This.
Although I will temper it a bit by saying I could see how some of the bizarre answers might work. For example, saying "He's been in hospital" is common in Eastern Europe. Some of the sentence constructions make sense as literal translations from other languages with much different grammatical constructions.
What?
"He's been in hospital" is correct English. What do Americans say then?
For a lot of those it was very clear that the ones that weren't 'correct' English were really just either American or 'Ebonics'. We all know how Americans mangle the language!
Granted there were some questions that must relate to dialects I've never encountered, or that are from people importing the grammar of their non-English first language. But for most of them, the ones that sounded 'wrong' were just obviously 'American' rather than English.

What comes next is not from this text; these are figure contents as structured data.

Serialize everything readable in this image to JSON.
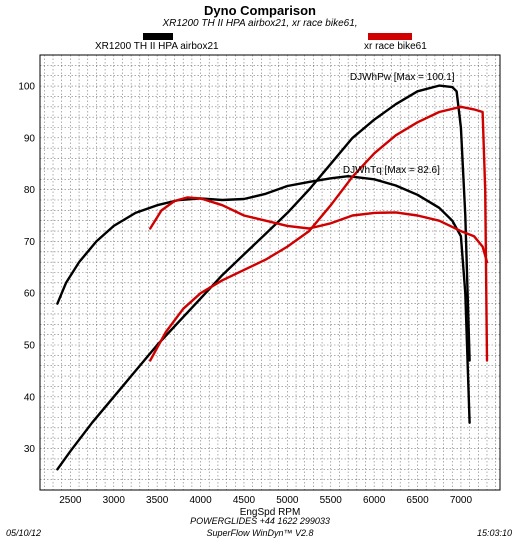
{
  "chart_data": {
    "type": "line",
    "title": "Dyno Comparison",
    "subtitle": "XR1200 TH II HPA airbox21, xr race bike61,",
    "xlabel": "EngSpd  RPM",
    "ylabel": "",
    "xlim": [
      2150,
      7450
    ],
    "ylim": [
      22,
      106
    ],
    "x_ticks": [
      2500,
      3000,
      3500,
      4000,
      4500,
      5000,
      5500,
      6000,
      6500,
      7000
    ],
    "y_ticks": [
      30,
      40,
      50,
      60,
      70,
      80,
      90,
      100
    ],
    "grid": true,
    "legend": [
      {
        "name": "XR1200 TH II HPA airbox21",
        "color": "#000000"
      },
      {
        "name": "xr race bike61",
        "color": "#d00000"
      }
    ],
    "annotations": [
      {
        "text": "DJWhPw [Max = 100.1]",
        "x": 5720,
        "y": 101.2
      },
      {
        "text": "DJWhTq [Max = 82.6]",
        "x": 5640,
        "y": 83.2
      }
    ],
    "series": [
      {
        "name": "XR1200 TH II HPA airbox21 power",
        "color": "#000000",
        "points": [
          [
            2350,
            26
          ],
          [
            2500,
            29.5
          ],
          [
            2750,
            35
          ],
          [
            3000,
            40
          ],
          [
            3250,
            45
          ],
          [
            3500,
            50
          ],
          [
            3750,
            54.5
          ],
          [
            4000,
            59
          ],
          [
            4250,
            63.5
          ],
          [
            4500,
            67.5
          ],
          [
            4750,
            71.5
          ],
          [
            5000,
            75.5
          ],
          [
            5250,
            80
          ],
          [
            5500,
            85
          ],
          [
            5750,
            90
          ],
          [
            6000,
            93.5
          ],
          [
            6250,
            96.5
          ],
          [
            6500,
            99
          ],
          [
            6750,
            100.1
          ],
          [
            6900,
            99.8
          ],
          [
            6950,
            99
          ],
          [
            7000,
            92
          ],
          [
            7050,
            75
          ],
          [
            7100,
            47
          ]
        ]
      },
      {
        "name": "XR1200 TH II HPA airbox21 torque",
        "color": "#000000",
        "points": [
          [
            2350,
            58
          ],
          [
            2450,
            62
          ],
          [
            2600,
            66
          ],
          [
            2800,
            70
          ],
          [
            3000,
            73
          ],
          [
            3250,
            75.5
          ],
          [
            3500,
            77
          ],
          [
            3750,
            78
          ],
          [
            4000,
            78.3
          ],
          [
            4250,
            78
          ],
          [
            4500,
            78.2
          ],
          [
            4750,
            79.2
          ],
          [
            5000,
            80.7
          ],
          [
            5250,
            81.5
          ],
          [
            5500,
            82.2
          ],
          [
            5700,
            82.6
          ],
          [
            6000,
            82
          ],
          [
            6250,
            80.8
          ],
          [
            6500,
            79
          ],
          [
            6750,
            76.5
          ],
          [
            6900,
            74
          ],
          [
            7000,
            71
          ],
          [
            7050,
            60
          ],
          [
            7100,
            35
          ]
        ]
      },
      {
        "name": "xr race bike61 power",
        "color": "#d00000",
        "points": [
          [
            3420,
            47
          ],
          [
            3600,
            52.5
          ],
          [
            3800,
            57
          ],
          [
            4000,
            60
          ],
          [
            4250,
            62.5
          ],
          [
            4500,
            64.5
          ],
          [
            4750,
            66.5
          ],
          [
            5000,
            69
          ],
          [
            5250,
            72
          ],
          [
            5500,
            77
          ],
          [
            5750,
            82.5
          ],
          [
            6000,
            87
          ],
          [
            6250,
            90.5
          ],
          [
            6500,
            93
          ],
          [
            6750,
            95
          ],
          [
            7000,
            96
          ],
          [
            7150,
            95.5
          ],
          [
            7250,
            95
          ],
          [
            7280,
            80
          ],
          [
            7300,
            47
          ]
        ]
      },
      {
        "name": "xr race bike61 torque",
        "color": "#d00000",
        "points": [
          [
            3420,
            72.5
          ],
          [
            3550,
            76
          ],
          [
            3700,
            77.8
          ],
          [
            3850,
            78.5
          ],
          [
            4000,
            78.3
          ],
          [
            4250,
            77
          ],
          [
            4500,
            75
          ],
          [
            4750,
            74
          ],
          [
            5000,
            73
          ],
          [
            5250,
            72.5
          ],
          [
            5500,
            73.5
          ],
          [
            5750,
            75
          ],
          [
            6000,
            75.5
          ],
          [
            6250,
            75.6
          ],
          [
            6500,
            75
          ],
          [
            6750,
            74
          ],
          [
            7000,
            72
          ],
          [
            7150,
            71
          ],
          [
            7250,
            69
          ],
          [
            7300,
            66
          ]
        ]
      }
    ]
  },
  "footer": {
    "date": "05/10/12",
    "line1": "POWERGLIDES +44 1622 299033",
    "line2": "SuperFlow WinDyn™  V2.8",
    "time": "15:03:10"
  }
}
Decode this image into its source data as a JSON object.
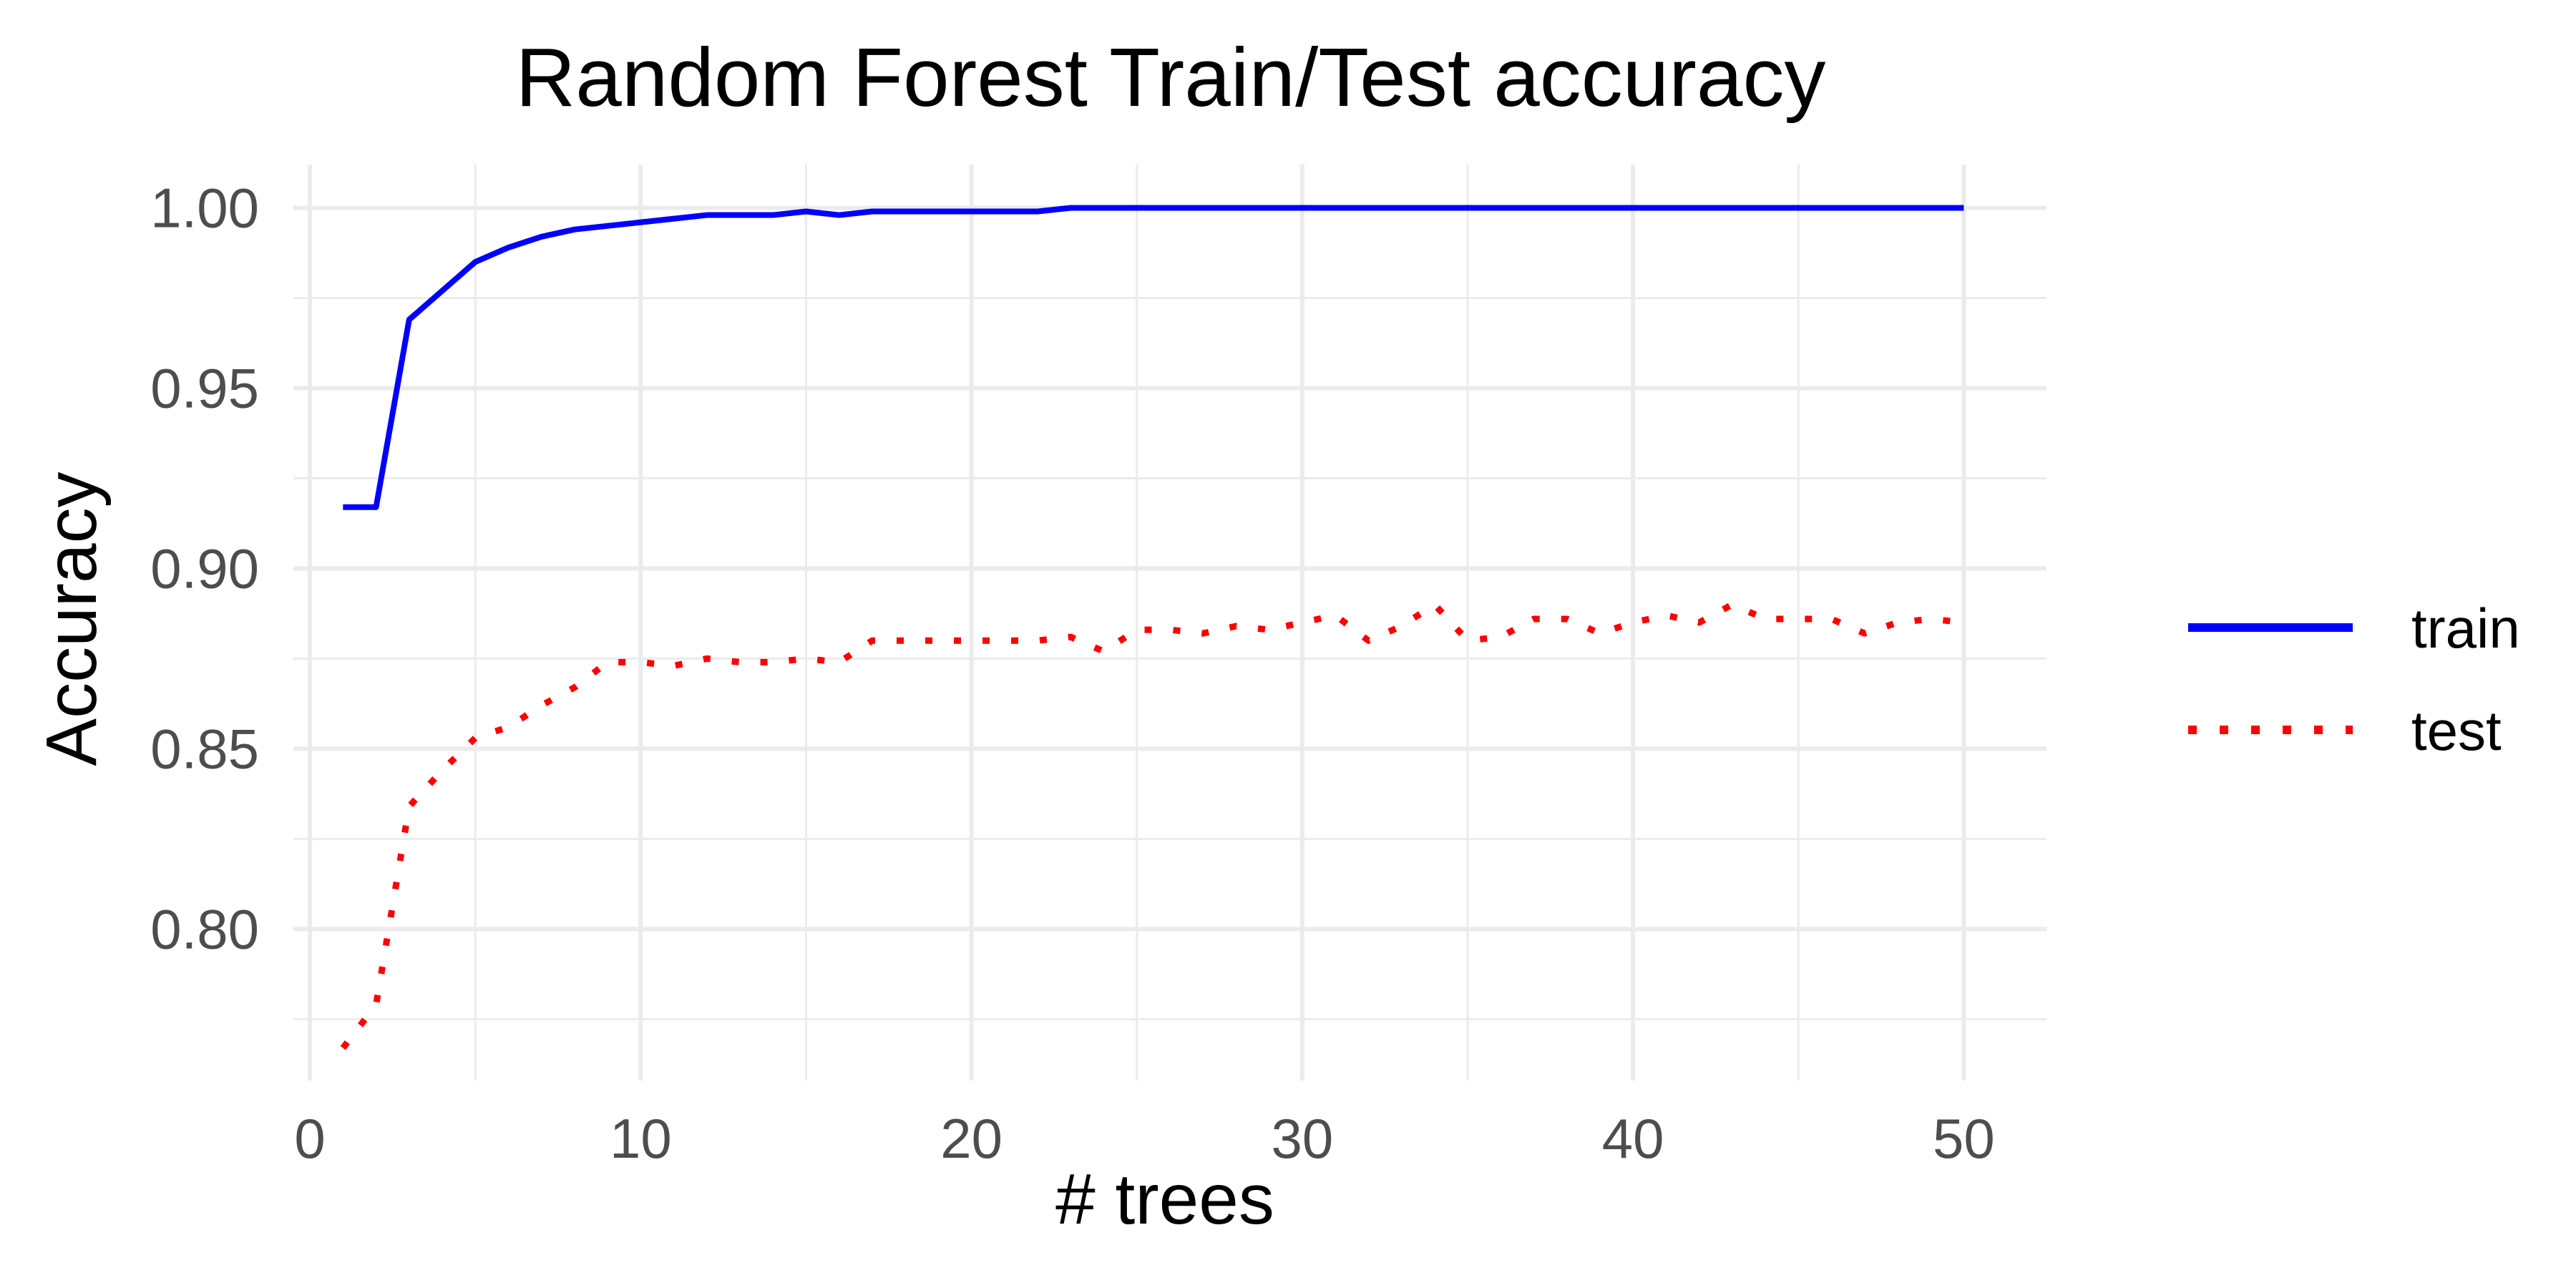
{
  "chart_data": {
    "type": "line",
    "title": "Random Forest Train/Test accuracy",
    "xlabel": "# trees",
    "ylabel": "Accuracy",
    "xlim": [
      -0.5,
      52.5
    ],
    "ylim": [
      0.758,
      1.012
    ],
    "x_ticks": [
      0,
      10,
      20,
      30,
      40,
      50
    ],
    "x_tick_labels": [
      "0",
      "10",
      "20",
      "30",
      "40",
      "50"
    ],
    "y_ticks": [
      0.8,
      0.85,
      0.9,
      0.95,
      1.0
    ],
    "y_tick_labels": [
      "0.80",
      "0.85",
      "0.90",
      "0.95",
      "1.00"
    ],
    "grid": true,
    "legend_position": "right",
    "x": [
      1,
      2,
      3,
      4,
      5,
      6,
      7,
      8,
      9,
      10,
      11,
      12,
      13,
      14,
      15,
      16,
      17,
      18,
      19,
      20,
      21,
      22,
      23,
      24,
      25,
      26,
      27,
      28,
      29,
      30,
      31,
      32,
      33,
      34,
      35,
      36,
      37,
      38,
      39,
      40,
      41,
      42,
      43,
      44,
      45,
      46,
      47,
      48,
      49,
      50
    ],
    "series": [
      {
        "name": "train",
        "color": "#0000ff",
        "dash": "solid",
        "values": [
          0.917,
          0.917,
          0.969,
          0.977,
          0.985,
          0.989,
          0.992,
          0.994,
          0.995,
          0.996,
          0.997,
          0.998,
          0.998,
          0.998,
          0.999,
          0.998,
          0.999,
          0.999,
          0.999,
          0.999,
          0.999,
          0.999,
          1.0,
          1.0,
          1.0,
          1.0,
          1.0,
          1.0,
          1.0,
          1.0,
          1.0,
          1.0,
          1.0,
          1.0,
          1.0,
          1.0,
          1.0,
          1.0,
          1.0,
          1.0,
          1.0,
          1.0,
          1.0,
          1.0,
          1.0,
          1.0,
          1.0,
          1.0,
          1.0,
          1.0
        ]
      },
      {
        "name": "test",
        "color": "#ff0000",
        "dash": "dotted",
        "values": [
          0.767,
          0.779,
          0.834,
          0.844,
          0.853,
          0.856,
          0.862,
          0.867,
          0.874,
          0.874,
          0.873,
          0.875,
          0.874,
          0.874,
          0.875,
          0.874,
          0.88,
          0.88,
          0.88,
          0.88,
          0.88,
          0.88,
          0.881,
          0.877,
          0.883,
          0.883,
          0.882,
          0.884,
          0.883,
          0.885,
          0.887,
          0.88,
          0.884,
          0.89,
          0.88,
          0.881,
          0.886,
          0.886,
          0.882,
          0.885,
          0.887,
          0.885,
          0.89,
          0.886,
          0.886,
          0.886,
          0.882,
          0.885,
          0.886,
          0.885
        ]
      }
    ]
  }
}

Edit...Ah, so Americans put a definite article in there (to me that makes it sound as if there's only one hospital - "I was in _the_ hospital").
A web page somewhere says
"A few 'institutional' nouns take no definite article when a certain role is implied: for example, at sea (as a sailor), in prison (as a convict), and at/in college (for students). Among this group, BrE has in hospital (as a patient) and at university (as a student), where AmE requires in the hospital and at the university (though AmE does allow at college and in school). When the implied roles of patient or student do not apply, the definite article is used in both dialects."
...which I guess explains it. No dialect or language really makes complete logical sense, its mostly just about arbitrary conventions really.